La société civile, oubliée de la campagne ? Pour Françoise Vergès, politologue, « il est nécessaire de rappeler que le changement ne se fera pas sans nous ». Aux citoyens de faire entendre leur voix, quitte à en décontenancer plus d’un. « Les élus sont les premiers surpris lorsqu’ils constatent face à eux l’existence d’une société civile qui s’organise, présente des idées. Force reste au peuple ! », s’exclame Louis-Georges Tin, président du CRAN et auteur de la proposition sur la création d’un ministère d’Etat consacré à la diversité et à l’égalité.

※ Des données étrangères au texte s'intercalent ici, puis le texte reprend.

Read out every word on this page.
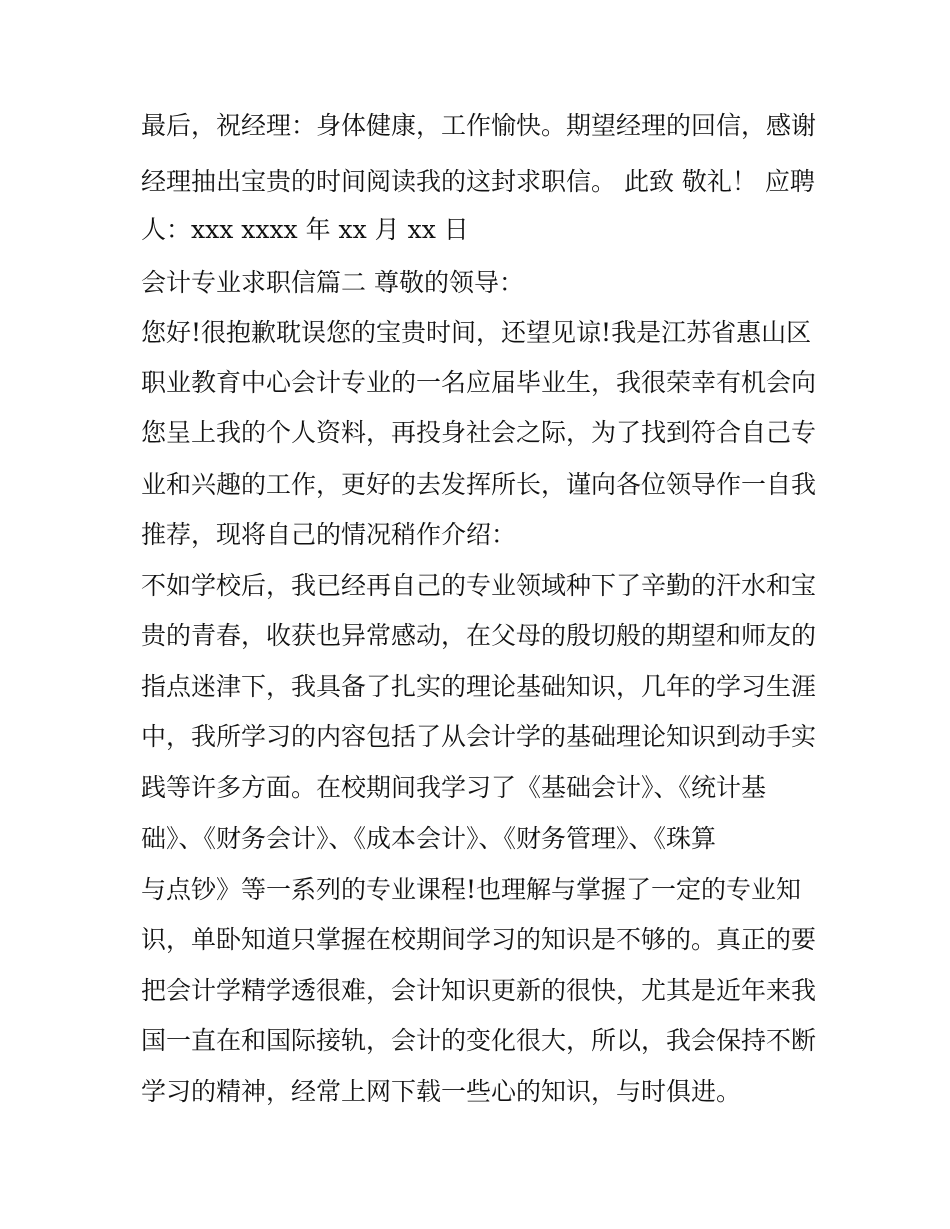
最后，祝经理：身体健康，工作愉快。期望经理的回信，感谢
经理抽出宝贵的时间阅读我的这封求职信。 此致 敬礼！ 应聘
人：xxx xxxx 年 xx 月 xx 日
会计专业求职信篇二 尊敬的领导：
您好!很抱歉耽误您的宝贵时间，还望见谅!我是江苏省惠山区
职业教育中心会计专业的一名应届毕业生，我很荣幸有机会向
您呈上我的个人资料，再投身社会之际，为了找到符合自己专
业和兴趣的工作，更好的去发挥所长，谨向各位领导作一自我
推荐，现将自己的情况稍作介绍：
不如学校后，我已经再自己的专业领域种下了辛勤的汗水和宝
贵的青春，收获也异常感动，在父母的殷切般的期望和师友的
指点迷津下，我具备了扎实的理论基础知识，几年的学习生涯
中，我所学习的内容包括了从会计学的基础理论知识到动手实
践等许多方面。在校期间我学习了《基础会计》、《统计基
础》、《财务会计》、《成本会计》、《财务管理》、《珠算
与点钞》等一系列的专业课程!也理解与掌握了一定的专业知
识，单卧知道只掌握在校期间学习的知识是不够的。真正的要
把会计学精学透很难，会计知识更新的很快，尤其是近年来我
国一直在和国际接轨，会计的变化很大，所以，我会保持不断
学习的精神，经常上网下载一些心的知识，与时俱进。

Le peuple, lui, était bien au rendez-vous. Et dans toute sa différence. Geneviève et Marie-Berthe, citoyennes, constatent que la France métissée est absente du discours national au profit des « divisions entre « de souche » et « pas de souche ». Selon elles, les minorités sont un « produit de l’Histoire sur lequel il faut davantage d’éducation ».
D’ailleurs, durant la table ronde consacrée à la transmission culturelle animée par Anastasie Tudieshe, l’historien Pascal Blanchard le rappelle : « En France, il ya 23 musées du sabot et zéro sur l’histoire coloniale ». La salle rit jaune. Maboula Soumahoro, civilisationniste, co-organisatrice de la première édition du Black History Month hexagonal, en février 2012, souligne que l’organisation d’un tel événement est une «façon détournée d’approcher la question noire française». «Il est encore difficile d’entrer droit dans le sujet et de dire « on va parler des Noirs de France en France » précise-t-elle. Quelques minutes plus tard, c’est dans un texte adressé à ce même public que D’ de Kabal slame sa France:
« Le NOUS est pluriel et multiple, aucun slogan ne peut chanter son entière complexité.
Il n’a jamais été question de dire « Regardez ce qu’on nous a fait »,
Mais de dire plutôt : « Ecoutez donc qui nous sommes ».
Puis, le ton s’apaise et le moment devient solennel lorsque Léonora Miano prend la parole. « Il leur a fallu jouer les sauvages pour arriver en haut de l’affiche », lit-elle à propos des femmes noires.
Au final, une soirée que les nombreux spectateurs comme Yolande aimeraient voir « banalisée et accessible. Notamment pour les jeunes qui ne votent pas beaucoup ». Un constat partagé par Samira Djouadi, déléguée générale de la Fondation TF1, partenaire de l’événement.
16 propositions concrètes et… « gonflées »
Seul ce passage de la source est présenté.